一般入試の募集定員も30人なので、こんなものかもしれないが、もう少し増やして欲しいところである。
日程:
出願期間:1月22日〜2月2日
第1段階選抜: 大学入学共通テスト
同 合格者発表:2月6日
第2次試験:2月8日
同 合格者発表:2月9日
年明けから出願期間に入る。第1段階選抜の結果発表から3日後には最終合格発表というスピード感。
出願要件:
以下のいずれか1つを満たす必要がある。※簡略的に記載
- 英検1級、TOEFL iBT 93点以上、他
- 独検準1級、他
- 仏検準1級、他
- 中検準1級、他
- 日本数学オリンピックで予選通過(Aランク取得者)またはBランク上位者
- 応用情報技術者試験合格
- 日本情報オリンピックの予選Aランク取得者
- 統計検定2級合格(A評価以上)もしくは1級の統計数理合格
- 国際バカロレア資格授与
英検1級が出てきた時点で「Oh my goodness」。
第1段階選抜:
大学入学共通テストを受ける。同学部の一般入試の受験者の上位60位相当の得点以上であった者が合格になる。
利用科目
国語 50点
数学 50点
数IAは必須。数IIB、簿記・会計、情報から1科目選択。
外国語 50点
地理歴史・公民 50点 ※
理科 50点 ※
計250点
※地理歴史・公民と理科については、以下の選択肢あり:
パターン1
地理歴史・公民から2科目を受験する場合、物理基礎・化学基礎・生物基礎・地学基礎から2科目を受験するか、物理・化学・生物・地学から1科目を受験する。
パターン2
地理歴史・公民から1科目を受験する場合、物理・化学・生物・地学から2科目を受験する。

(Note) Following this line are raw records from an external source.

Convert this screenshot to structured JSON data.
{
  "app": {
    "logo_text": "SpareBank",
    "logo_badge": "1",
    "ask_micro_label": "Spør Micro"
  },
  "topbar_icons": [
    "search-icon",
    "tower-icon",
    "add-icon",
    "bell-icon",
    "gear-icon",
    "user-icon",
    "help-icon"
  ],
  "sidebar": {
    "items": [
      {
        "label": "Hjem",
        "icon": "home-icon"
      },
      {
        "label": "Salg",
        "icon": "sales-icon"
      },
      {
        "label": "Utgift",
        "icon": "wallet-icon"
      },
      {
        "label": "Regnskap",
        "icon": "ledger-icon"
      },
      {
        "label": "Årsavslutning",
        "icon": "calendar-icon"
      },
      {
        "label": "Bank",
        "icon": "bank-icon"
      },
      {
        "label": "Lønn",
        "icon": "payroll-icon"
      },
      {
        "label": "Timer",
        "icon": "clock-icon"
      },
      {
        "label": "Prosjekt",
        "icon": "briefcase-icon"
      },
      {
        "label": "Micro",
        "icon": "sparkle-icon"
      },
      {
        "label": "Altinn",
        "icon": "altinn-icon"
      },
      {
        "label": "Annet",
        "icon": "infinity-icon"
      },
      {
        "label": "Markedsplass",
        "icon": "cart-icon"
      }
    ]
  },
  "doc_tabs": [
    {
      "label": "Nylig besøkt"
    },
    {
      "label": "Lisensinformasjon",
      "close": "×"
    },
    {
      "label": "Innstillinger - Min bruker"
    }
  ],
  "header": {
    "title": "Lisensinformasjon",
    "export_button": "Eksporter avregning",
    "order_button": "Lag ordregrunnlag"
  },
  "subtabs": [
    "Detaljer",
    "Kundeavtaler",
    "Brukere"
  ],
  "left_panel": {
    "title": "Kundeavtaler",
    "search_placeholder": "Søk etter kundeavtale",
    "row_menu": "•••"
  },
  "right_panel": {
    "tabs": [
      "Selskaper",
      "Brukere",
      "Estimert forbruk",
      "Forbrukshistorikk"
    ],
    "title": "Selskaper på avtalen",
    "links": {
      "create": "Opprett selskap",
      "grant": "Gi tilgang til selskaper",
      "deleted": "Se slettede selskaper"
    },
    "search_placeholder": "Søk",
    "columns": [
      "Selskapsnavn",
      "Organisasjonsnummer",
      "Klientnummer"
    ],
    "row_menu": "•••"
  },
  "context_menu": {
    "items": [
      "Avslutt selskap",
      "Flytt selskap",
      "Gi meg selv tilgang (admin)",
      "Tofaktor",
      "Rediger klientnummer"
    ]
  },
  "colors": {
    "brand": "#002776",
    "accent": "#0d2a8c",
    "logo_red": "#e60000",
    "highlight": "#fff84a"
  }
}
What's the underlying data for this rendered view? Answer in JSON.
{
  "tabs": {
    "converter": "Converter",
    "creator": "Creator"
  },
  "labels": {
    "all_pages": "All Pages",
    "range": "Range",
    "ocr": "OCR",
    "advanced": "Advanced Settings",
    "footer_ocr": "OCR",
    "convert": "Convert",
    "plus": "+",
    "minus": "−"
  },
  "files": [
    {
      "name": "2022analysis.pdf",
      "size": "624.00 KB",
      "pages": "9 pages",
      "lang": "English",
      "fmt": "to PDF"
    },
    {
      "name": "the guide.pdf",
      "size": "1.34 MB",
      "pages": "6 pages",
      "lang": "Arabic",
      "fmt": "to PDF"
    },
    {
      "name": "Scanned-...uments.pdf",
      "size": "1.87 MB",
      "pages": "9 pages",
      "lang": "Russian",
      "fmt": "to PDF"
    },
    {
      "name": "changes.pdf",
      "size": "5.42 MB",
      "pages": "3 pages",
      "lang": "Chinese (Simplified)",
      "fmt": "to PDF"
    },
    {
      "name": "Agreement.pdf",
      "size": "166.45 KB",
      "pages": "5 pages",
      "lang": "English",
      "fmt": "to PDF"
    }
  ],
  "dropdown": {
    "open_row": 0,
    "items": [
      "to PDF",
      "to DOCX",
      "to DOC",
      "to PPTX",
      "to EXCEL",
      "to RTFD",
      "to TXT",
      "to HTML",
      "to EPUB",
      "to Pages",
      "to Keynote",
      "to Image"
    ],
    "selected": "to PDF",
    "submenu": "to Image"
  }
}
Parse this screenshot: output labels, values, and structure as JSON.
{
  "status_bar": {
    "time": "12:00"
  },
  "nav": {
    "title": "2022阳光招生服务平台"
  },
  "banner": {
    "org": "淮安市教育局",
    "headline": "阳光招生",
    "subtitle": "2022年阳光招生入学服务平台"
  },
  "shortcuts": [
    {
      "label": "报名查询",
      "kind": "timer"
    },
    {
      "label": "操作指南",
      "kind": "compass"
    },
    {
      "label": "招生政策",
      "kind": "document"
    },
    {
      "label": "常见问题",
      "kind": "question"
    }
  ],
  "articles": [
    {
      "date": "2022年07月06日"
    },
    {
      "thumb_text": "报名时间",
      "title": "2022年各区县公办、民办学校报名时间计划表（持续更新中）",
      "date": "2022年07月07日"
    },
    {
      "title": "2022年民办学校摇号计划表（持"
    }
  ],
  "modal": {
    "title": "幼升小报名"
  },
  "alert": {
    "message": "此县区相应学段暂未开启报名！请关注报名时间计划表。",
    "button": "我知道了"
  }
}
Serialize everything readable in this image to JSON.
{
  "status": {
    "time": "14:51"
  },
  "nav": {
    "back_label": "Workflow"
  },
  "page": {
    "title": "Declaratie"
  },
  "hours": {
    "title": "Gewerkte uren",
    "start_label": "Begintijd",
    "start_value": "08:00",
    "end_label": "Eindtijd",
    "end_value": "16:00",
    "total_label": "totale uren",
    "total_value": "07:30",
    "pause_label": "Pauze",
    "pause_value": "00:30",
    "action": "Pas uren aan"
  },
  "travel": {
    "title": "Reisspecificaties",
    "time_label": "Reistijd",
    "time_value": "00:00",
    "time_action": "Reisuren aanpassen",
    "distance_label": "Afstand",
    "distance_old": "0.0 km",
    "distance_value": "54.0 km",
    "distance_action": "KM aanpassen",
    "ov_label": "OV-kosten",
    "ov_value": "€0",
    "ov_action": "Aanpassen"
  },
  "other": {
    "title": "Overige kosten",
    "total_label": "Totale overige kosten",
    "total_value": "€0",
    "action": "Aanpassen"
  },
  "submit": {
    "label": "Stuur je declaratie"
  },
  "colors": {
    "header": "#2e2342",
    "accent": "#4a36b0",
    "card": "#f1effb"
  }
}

東大文系学部の受験では、物理基礎・化学基礎・生物基礎・地学基礎から2科目を受験するパターンしかない(物理・化学・生物・地学を受験しても同基礎扱い)。
第2次試験:
小論文300点、面接150点、調査書・推薦書40点、自己推薦書10点により、総合的に合否判定する。
2023年入試結果
学校推薦型選抜については、志願者4人中、第1段階選抜合格者1人(この人は第2次試験も合格)。一般入試の方は、志願者182中、第1段階選抜合格者94人。第2次試験受験者93人中、合格者37人。
学校推薦型選抜の志願者がなんと4人しかいない。出願要件が超エグすぎるからか。商学部など他の学部の出願要件もほぼ同内容(例えば、商学部では日商簿記1級合格が入る)であり、一橋大学の学校推薦型選抜は出願すること自体が難しい。
学校推薦型選抜を狙うか
ソーシャル・データサイエンス学部の大学入学共通テストのボーダー得点率(一般入試前期)は85%である(河合塾)。さて、学校推薦型選抜の第1段階選抜を勝ち抜くためには、大学入学共通テストで一般入試受験者上位60位相当の得点率が必要になるが、この得点率は何%なのか。まさか、85%を超えているのか。
学校推薦型選抜の出願要件については、高校1年のスタートから、例えば英検1級か統計検定に的を絞って勉強する戦略はありだと思う。どちらかを選んで勉強すれば、仮に合格には至らなくても役に立ちそうである。
「学校推薦型選抜の出願要件をクリアできたら、共通テスト得点率は80%でOKですよ」という話ならいいんだけど、そうは問屋が卸さない。一般入試ではなく学校推薦型選抜を目指すべきか、ちょっとわからない。